Mathematical models can help us to enhance our understanding of a specific observation by exploring its characteristics under a wide range of conditions, including those that cannot be addressed by empirical tests. Moreover, mathematical models allow us to generalize specific observations made in a particular taxon and thereby transfer them to a large range of organisms.
In the project, we use mathematical models (A4.1, PI Traulsen) and fine-tune them with the help of empirical data from an experimentally accessible metaorganism system (A4.3, PI Schulenburg) with the aim to improve our general understanding of the evolution of host-microbiota interactions.
The origin and evolution of these interactions are still largely unclear. A particular challenge is that a multitude of microorganisms and a host organism are likely to have conflicting evolutionary “interests”, yet still form a novel unit that as a whole is subject to selection. How does selection at the higher hierarchical level (i.e., imposed by the host) interact with selection at the lower levels (i.e., determined by the microbes)? How important are different types of interactions or trophic levels within the microbial community for the characteristics of the metaorganism? Are the interactions mainly driven by ecological relationships and neutral processes? What exactly determines the initial formation of the association and thus evolution of a host-associated life cycle of the microbes?
During the first funding phase, we explored the influence of hierarchical levels (e.g., determined by phages) on metaorganism function and evolution.
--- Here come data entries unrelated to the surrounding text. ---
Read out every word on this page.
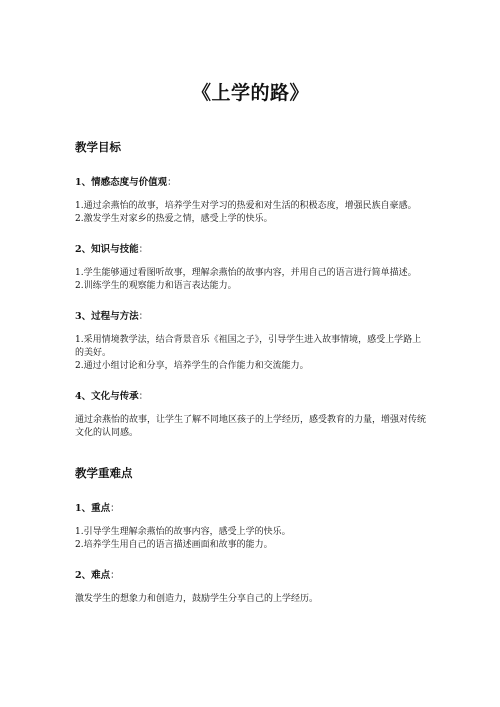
《上学的路》
教学目标
1、情感态度与价值观：

1.通过余燕怡的故事，培养学生对学习的热爱和对生活的积极态度，增强民族自豪感。

2.激发学生对家乡的热爱之情，感受上学的快乐。

2、知识与技能：

1.学生能够通过看图听故事，理解余燕怡的故事内容，并用自己的语言进行简单描述。

2.训练学生的观察能力和语言表达能力。

3、过程与方法：

1.采用情境教学法，结合背景音乐《祖国之子》，引导学生进入故事情境，感受上学路上的美好。

2.通过小组讨论和分享，培养学生的合作能力和交流能力。

4、文化与传承：

通过余燕怡的故事，让学生了解不同地区孩子的上学经历，感受教育的力量，增强对传统文化的认同感。

教学重难点
1、重点：

1.引导学生理解余燕怡的故事内容，感受上学的快乐。

2.培养学生用自己的语言描述画面和故事的能力。

2、难点：

激发学生的想象力和创造力，鼓励学生分享自己的上学经历。
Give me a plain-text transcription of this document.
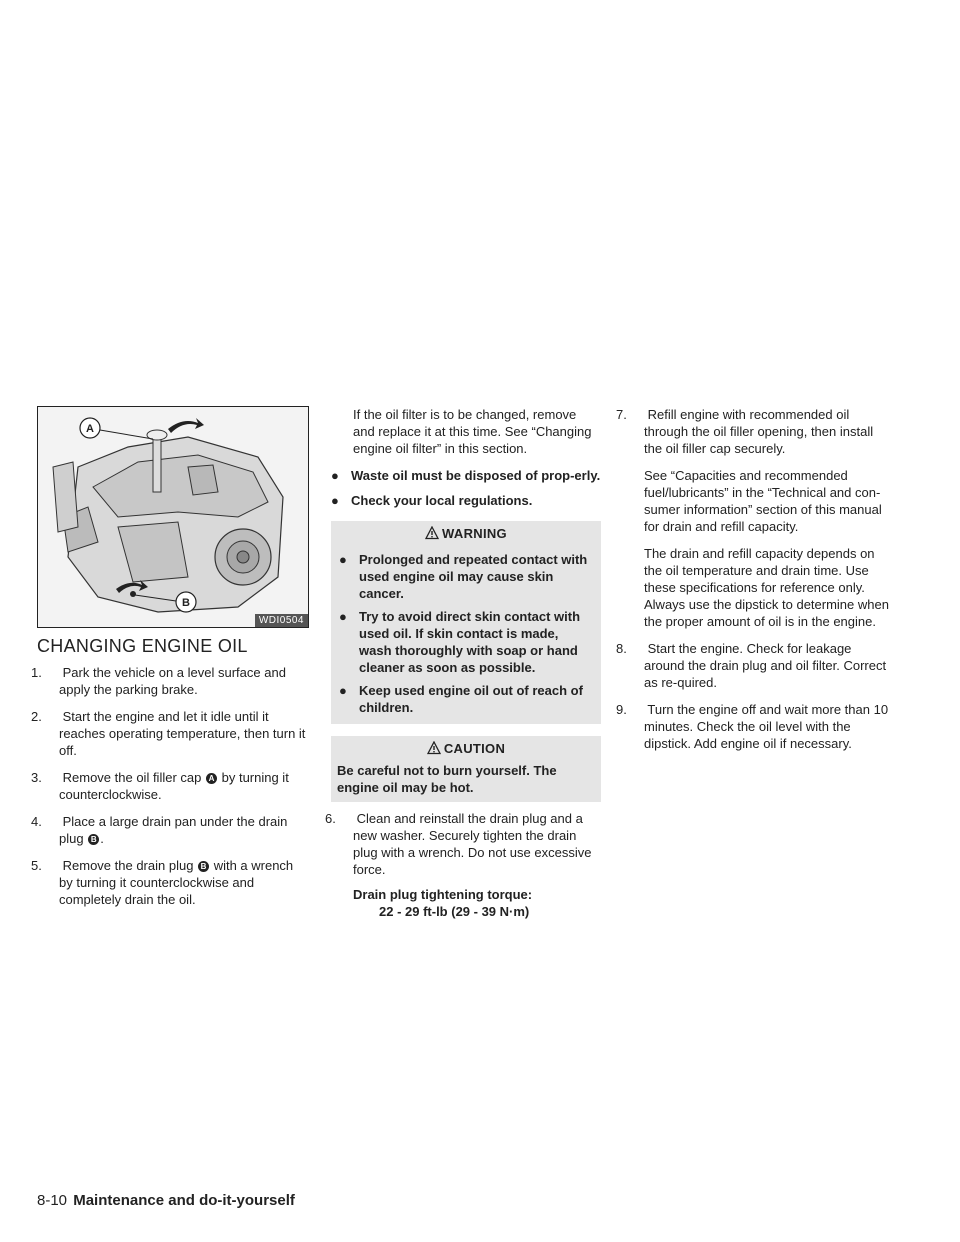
A
B
WDI0504
CHANGING ENGINE OIL

1. Park the vehicle on a level surface and apply the parking brake.

2. Start the engine and let it idle until it reaches operating temperature, then turn it off.

3. Remove the oil filler cap A by turning it counterclockwise.

4. Place a large drain pan under the drain plug B .

5. Remove the drain plug B with a wrench by turning it counterclockwise and completely drain the oil.

If the oil filter is to be changed, remove and replace it at this time. See “Changing engine oil filter” in this section.

● Waste oil must be disposed of prop-erly.

● Check your local regulations.

WARNING

● Prolonged and repeated contact with used engine oil may cause skin cancer.

● Try to avoid direct skin contact with used oil. If skin contact is made, wash thoroughly with soap or hand cleaner as soon as possible.

● Keep used engine oil out of reach of children.

CAUTION
Be careful not to burn yourself. The engine oil may be hot.

6. Clean and reinstall the drain plug and a new washer. Securely tighten the drain plug with a wrench. Do not use excessive force.

Drain plug tightening torque:

22 - 29 ft-lb (29 - 39 N·m)

7. Refill engine with recommended oil through the oil filler opening, then install the oil filler cap securely.

See “Capacities and recommended fuel/lubricants” in the “Technical and con-sumer information” section of this manual for drain and refill capacity.

The drain and refill capacity depends on the oil temperature and drain time. Use these specifications for reference only. Always use the dipstick to determine when the proper amount of oil is in the engine.

8. Start the engine. Check for leakage around the drain plug and oil filter. Correct as re-quired.

9. Turn the engine off and wait more than 10 minutes. Check the oil level with the dipstick. Add engine oil if necessary.

8-10 Maintenance and do-it-yourself
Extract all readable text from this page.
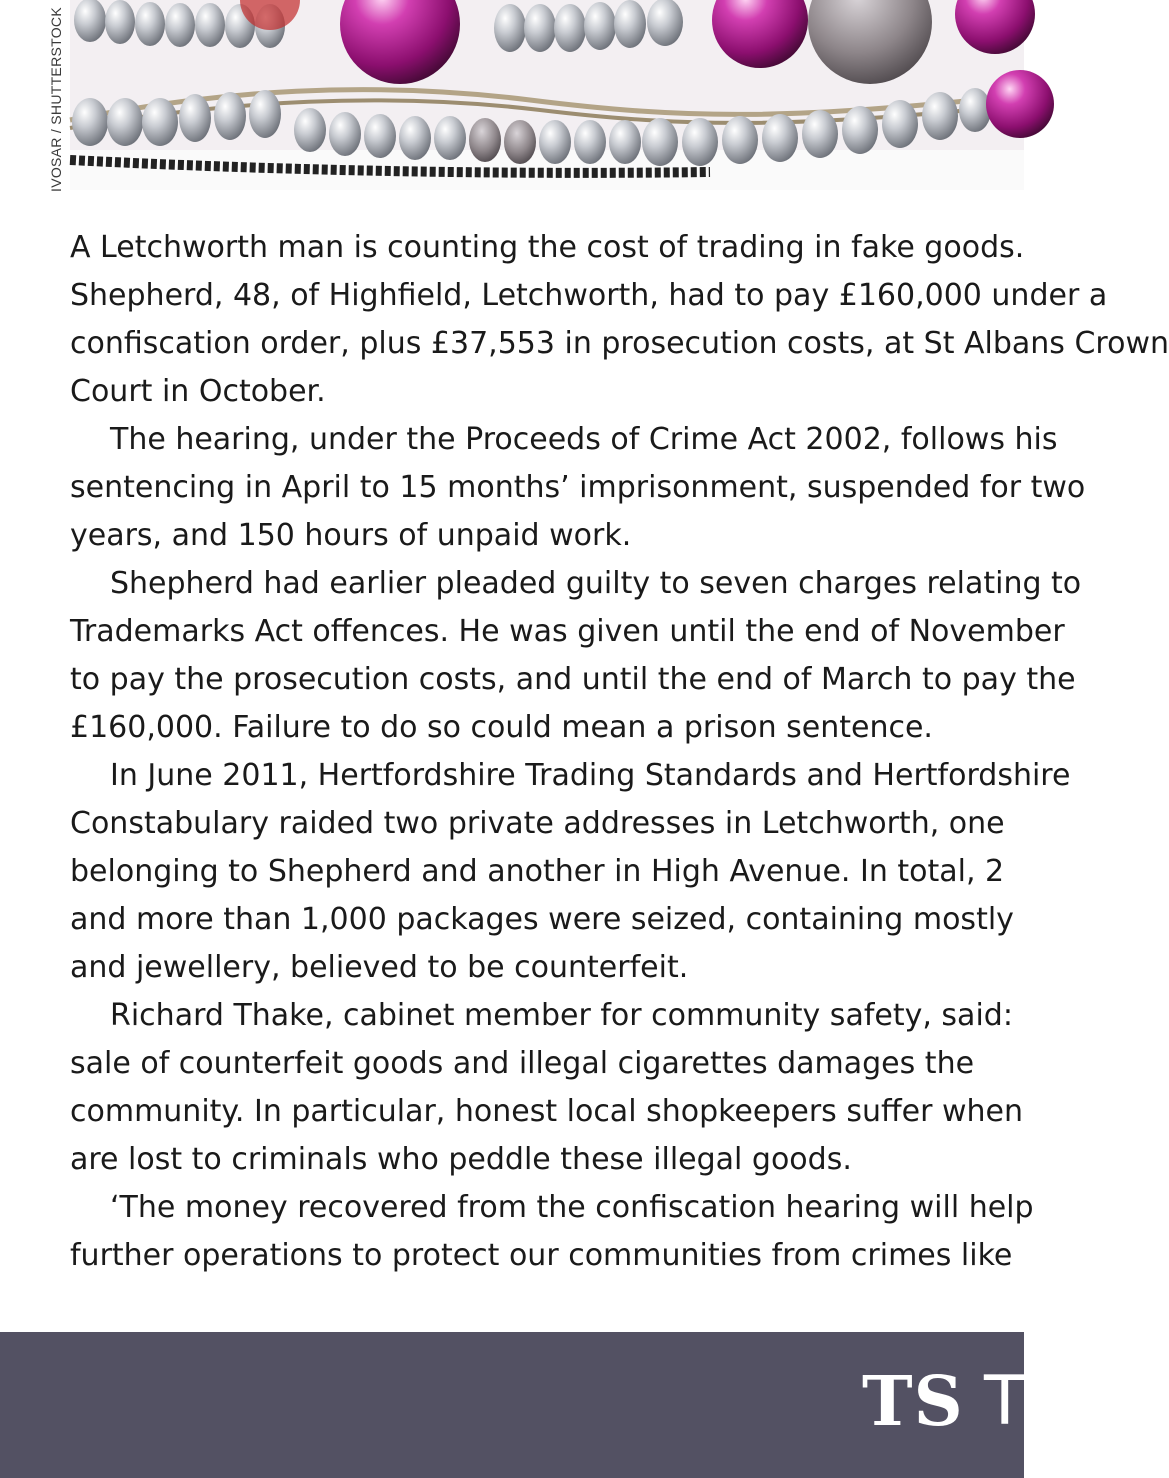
IVOSAR / SHUTTERSTOCK
A Letchworth man is counting the cost of trading in fake goods.
Shepherd, 48, of Highfield, Letchworth, had to pay £160,000 under a
confiscation order, plus £37,553 in prosecution costs, at St Albans Crown
Court in October.
The hearing, under the Proceeds of Crime Act 2002, follows his
sentencing in April to 15 months’ imprisonment, suspended for two
years, and 150 hours of unpaid work.
Shepherd had earlier pleaded guilty to seven charges relating to
Trademarks Act offences. He was given until the end of November
to pay the prosecution costs, and until the end of March to pay the
£160,000. Failure to do so could mean a prison sentence.
In June 2011, Hertfordshire Trading Standards and Hertfordshire
Constabulary raided two private addresses in Letchworth, one
belonging to Shepherd and another in High Avenue. In total, 2
and more than 1,000 packages were seized, containing mostly
and jewellery, believed to be counterfeit.
Richard Thake, cabinet member for community safety, said:
sale of counterfeit goods and illegal cigarettes damages the
community. In particular, honest local shopkeepers suffer when
are lost to criminals who peddle these illegal goods.
‘The money recovered from the confiscation hearing will help
further operations to protect our communities from crimes like
TS TO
We also established a model on neutral dynamics within the metaorganism and applied it to wide range of study systems from the CRC.
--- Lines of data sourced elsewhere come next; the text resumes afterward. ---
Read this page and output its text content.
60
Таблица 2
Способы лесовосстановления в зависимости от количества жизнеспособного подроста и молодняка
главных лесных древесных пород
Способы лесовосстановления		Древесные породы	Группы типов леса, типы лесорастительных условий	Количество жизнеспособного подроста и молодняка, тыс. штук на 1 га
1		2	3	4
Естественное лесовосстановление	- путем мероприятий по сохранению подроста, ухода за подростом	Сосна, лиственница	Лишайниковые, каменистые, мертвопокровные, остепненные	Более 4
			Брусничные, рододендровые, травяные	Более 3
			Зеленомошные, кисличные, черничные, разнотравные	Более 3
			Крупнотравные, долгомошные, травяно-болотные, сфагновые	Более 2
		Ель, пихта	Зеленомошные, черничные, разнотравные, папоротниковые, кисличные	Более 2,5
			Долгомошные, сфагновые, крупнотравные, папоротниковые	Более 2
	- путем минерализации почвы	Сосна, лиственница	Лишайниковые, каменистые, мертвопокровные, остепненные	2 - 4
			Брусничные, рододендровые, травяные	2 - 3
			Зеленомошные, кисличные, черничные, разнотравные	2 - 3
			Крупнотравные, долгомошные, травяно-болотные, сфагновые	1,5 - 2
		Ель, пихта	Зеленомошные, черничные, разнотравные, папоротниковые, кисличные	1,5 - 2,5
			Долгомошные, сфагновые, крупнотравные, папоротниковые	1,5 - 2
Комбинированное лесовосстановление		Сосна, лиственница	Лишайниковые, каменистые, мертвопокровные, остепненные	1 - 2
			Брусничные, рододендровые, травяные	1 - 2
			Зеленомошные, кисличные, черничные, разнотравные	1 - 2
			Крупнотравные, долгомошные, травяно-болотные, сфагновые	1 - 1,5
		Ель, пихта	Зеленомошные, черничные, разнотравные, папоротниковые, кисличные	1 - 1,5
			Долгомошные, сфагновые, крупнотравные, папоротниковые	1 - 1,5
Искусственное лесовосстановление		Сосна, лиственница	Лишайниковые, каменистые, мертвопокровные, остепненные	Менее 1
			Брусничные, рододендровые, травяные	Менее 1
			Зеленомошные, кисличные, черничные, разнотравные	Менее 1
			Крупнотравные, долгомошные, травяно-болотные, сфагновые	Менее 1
In the second funding phase, we will use the developed mathematical models and experimental approaches to explore in an iterative form the exact fitness determinants of microbes within the metaorganism, taking into account their transmission dynamics, different interaction types, trophic levels, and also neutral processes. Microbe fitness components will be related to fitness of the host. We anticipate that the utilization of mathematical models and their combination with tailored experiments will provide an integrated understanding of the evolutionary and ecological processes that shape and determine the initial origin of the metaorganism, its subsequent evolution, and the resulting functions.
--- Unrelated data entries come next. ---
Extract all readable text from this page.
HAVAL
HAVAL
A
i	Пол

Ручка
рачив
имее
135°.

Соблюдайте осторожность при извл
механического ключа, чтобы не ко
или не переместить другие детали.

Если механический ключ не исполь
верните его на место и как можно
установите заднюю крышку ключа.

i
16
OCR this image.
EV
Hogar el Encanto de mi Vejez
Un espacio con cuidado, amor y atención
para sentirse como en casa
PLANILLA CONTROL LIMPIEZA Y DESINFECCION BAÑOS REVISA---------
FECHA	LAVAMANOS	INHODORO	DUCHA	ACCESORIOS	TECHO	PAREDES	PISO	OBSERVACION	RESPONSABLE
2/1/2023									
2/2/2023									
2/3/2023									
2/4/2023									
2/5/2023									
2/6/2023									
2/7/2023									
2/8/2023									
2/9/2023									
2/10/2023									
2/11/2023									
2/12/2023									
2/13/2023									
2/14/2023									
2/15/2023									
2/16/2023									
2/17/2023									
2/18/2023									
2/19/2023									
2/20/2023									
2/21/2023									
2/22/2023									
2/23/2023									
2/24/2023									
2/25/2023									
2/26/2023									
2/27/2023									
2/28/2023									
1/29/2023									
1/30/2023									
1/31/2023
In sum, our project specifically focuses on microbe fitness which is still understudied, yet represents a highly potent driver of host-microbiota interactions. We postulate microbe fitness to be of particular importance during the initial formation of these associations. Moreover, our project specifically assesses the influence of neutral in comparison to selective processes during formation and maintenance of host-microbiota interactions. Our project takes advantage of the particular power of mathematical modelling to generalize across empirical findings and explore a wide range of conditions. Our project combines mathematical modelling with a tailored experimental approach in an iterative form, in order to validate theoretical predictions and yield insight for further development of the models.
Our project thus directly links the complementary expertise of two groups, one with particular competence in evolutionary mathematical model development and analysis (Traulsen group) and the other with comprehensive experience in experimental evolution and evolutionary analysis of a highly tractable study system (Schulenburg group).